Je suis une Montréalaise born and raised. Une fille de ville. Ne m’étant que rarement aventurée de l’autre côté du pont et n’ayant jamais appris à conduire, j’ai fini par me doter de plusieurs outils pour simplifier mon quotidien, dont un sens de l’orientation qui ne manque pas d’impressionner mon partenaire.
Malgré tout, c’est bien humblement que je vous avoue qu’il m’arrive parfois d’être mal prise. Et chaque fois, je suis donc heureuse qu’Uber soit là pour me dépanner.
Habiter en ville et avoir une vie active est déjà très exigeant pour notre corps, notre énergie, notre santé mentale. Alors après une longue semaine de travail, on devrait pouvoir faire appel à des services de livraison et de transport sans culpabiliser.
Quand j’étais petite, ma mère commandait de la pizza chaque vendredi soir. Ça nous rendait heureux, on mangeait de la pizza en regardant la télé avec nos parents et ça leur donnait un break, eux qui avaient passé la semaine à cuisiner, à aider avec les devoirs, à faire le ménage et à composer avec tous les aléas de la vie de famille. Aujourd’hui, je me rends compte de l’importance qu’avait ce moment pour eux et leur santé mentale.

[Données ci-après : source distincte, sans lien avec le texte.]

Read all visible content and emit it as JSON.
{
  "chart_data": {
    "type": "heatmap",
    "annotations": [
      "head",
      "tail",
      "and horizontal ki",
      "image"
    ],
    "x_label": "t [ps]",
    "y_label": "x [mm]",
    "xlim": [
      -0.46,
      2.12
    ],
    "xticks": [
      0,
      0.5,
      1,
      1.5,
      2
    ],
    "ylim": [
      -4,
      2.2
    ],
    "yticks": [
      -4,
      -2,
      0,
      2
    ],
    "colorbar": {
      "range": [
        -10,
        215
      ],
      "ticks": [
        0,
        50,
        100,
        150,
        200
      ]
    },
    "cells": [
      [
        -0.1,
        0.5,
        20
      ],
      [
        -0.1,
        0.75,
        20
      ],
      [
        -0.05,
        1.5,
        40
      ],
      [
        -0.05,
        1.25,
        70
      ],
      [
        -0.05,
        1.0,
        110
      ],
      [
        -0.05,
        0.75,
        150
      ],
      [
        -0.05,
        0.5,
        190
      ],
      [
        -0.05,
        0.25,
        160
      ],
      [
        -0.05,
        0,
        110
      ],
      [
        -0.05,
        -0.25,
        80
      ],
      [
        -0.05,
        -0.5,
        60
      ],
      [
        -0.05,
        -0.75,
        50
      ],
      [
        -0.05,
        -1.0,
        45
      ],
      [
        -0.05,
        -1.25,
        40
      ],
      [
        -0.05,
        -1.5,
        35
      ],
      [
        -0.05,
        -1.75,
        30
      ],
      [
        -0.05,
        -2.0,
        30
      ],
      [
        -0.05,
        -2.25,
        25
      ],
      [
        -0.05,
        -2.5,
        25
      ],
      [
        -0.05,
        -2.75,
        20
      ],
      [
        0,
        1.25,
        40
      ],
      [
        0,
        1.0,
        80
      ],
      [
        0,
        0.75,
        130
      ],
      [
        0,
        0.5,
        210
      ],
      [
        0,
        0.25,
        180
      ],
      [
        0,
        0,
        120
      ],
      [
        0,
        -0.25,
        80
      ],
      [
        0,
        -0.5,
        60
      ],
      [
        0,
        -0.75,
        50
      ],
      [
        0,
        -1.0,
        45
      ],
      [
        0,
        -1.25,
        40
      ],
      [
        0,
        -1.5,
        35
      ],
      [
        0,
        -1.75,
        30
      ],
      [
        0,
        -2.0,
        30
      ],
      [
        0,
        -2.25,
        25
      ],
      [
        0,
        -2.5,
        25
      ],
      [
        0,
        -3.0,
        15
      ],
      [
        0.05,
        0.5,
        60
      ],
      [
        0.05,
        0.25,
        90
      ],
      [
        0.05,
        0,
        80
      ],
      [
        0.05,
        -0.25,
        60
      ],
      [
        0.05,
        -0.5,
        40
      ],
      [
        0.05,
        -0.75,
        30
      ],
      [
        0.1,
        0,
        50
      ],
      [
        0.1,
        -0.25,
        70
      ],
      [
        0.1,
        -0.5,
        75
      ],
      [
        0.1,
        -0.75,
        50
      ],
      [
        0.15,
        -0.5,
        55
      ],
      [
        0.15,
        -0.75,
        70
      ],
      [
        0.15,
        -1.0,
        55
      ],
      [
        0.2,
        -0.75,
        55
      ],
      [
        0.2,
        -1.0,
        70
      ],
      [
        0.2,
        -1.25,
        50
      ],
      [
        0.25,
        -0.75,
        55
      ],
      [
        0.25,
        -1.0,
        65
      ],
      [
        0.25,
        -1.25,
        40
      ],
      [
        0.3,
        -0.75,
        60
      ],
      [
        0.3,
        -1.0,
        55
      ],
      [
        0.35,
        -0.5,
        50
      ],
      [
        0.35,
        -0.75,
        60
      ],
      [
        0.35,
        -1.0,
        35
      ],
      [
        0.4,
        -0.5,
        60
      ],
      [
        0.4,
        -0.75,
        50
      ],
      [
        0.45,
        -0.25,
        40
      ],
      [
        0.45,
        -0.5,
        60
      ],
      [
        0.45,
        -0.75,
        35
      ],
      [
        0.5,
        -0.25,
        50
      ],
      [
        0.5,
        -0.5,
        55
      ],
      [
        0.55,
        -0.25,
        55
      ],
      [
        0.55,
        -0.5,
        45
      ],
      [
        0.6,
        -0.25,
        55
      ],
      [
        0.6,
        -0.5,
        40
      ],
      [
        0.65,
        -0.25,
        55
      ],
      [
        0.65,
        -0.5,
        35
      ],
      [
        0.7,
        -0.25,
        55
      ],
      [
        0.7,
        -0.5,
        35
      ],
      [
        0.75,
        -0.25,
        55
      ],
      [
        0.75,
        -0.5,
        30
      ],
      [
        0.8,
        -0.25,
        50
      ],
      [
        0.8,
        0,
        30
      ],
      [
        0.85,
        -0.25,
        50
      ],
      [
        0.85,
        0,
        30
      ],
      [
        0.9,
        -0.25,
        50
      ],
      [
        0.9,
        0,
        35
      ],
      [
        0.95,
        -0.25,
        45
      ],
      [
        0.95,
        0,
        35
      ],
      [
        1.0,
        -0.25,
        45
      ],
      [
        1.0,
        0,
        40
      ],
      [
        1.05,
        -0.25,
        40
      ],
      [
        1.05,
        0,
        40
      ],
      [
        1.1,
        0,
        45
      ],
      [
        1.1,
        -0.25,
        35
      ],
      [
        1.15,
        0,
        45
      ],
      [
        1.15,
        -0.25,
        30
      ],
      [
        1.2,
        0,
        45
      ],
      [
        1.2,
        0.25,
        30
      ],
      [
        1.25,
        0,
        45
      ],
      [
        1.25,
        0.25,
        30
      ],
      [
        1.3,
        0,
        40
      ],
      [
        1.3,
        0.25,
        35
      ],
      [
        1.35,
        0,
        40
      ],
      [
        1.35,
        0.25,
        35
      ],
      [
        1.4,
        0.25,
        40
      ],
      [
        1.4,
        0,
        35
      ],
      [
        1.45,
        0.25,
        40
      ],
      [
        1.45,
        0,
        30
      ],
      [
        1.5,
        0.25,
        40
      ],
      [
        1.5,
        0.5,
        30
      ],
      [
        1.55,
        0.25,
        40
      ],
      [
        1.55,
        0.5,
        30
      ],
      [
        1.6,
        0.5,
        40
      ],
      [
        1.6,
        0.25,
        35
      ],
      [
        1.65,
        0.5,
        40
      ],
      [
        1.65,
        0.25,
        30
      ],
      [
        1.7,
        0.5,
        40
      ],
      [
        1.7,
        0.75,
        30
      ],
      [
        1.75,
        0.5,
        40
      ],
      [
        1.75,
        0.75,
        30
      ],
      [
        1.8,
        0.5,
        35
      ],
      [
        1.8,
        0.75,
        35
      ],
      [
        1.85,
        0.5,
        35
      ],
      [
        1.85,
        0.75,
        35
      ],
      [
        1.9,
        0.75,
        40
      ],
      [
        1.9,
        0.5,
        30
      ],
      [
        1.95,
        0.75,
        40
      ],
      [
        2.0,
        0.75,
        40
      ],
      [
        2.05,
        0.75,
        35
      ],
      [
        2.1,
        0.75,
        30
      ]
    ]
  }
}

D’une certaine façon, se faire livrer un repas, c’est aussi une manière d’encourager l’économie locale. Quand je commande une soupe phô d’un nouveau commerce chaudement recommandé par une collègue, ou quand je quitte mon appartement de Villeray pour découvrir un nouveau bar dans Verdun, je sais que j’encourage les entreprises locales. D’ailleurs, 73 % des utilisateurs d’Uber Eats affirment que l’application leur a permis de découvrir de nouveaux restaurants, et 68 % disent utiliser Uber pour se rendre dans un resto ou un bar, selon une étude de Public First.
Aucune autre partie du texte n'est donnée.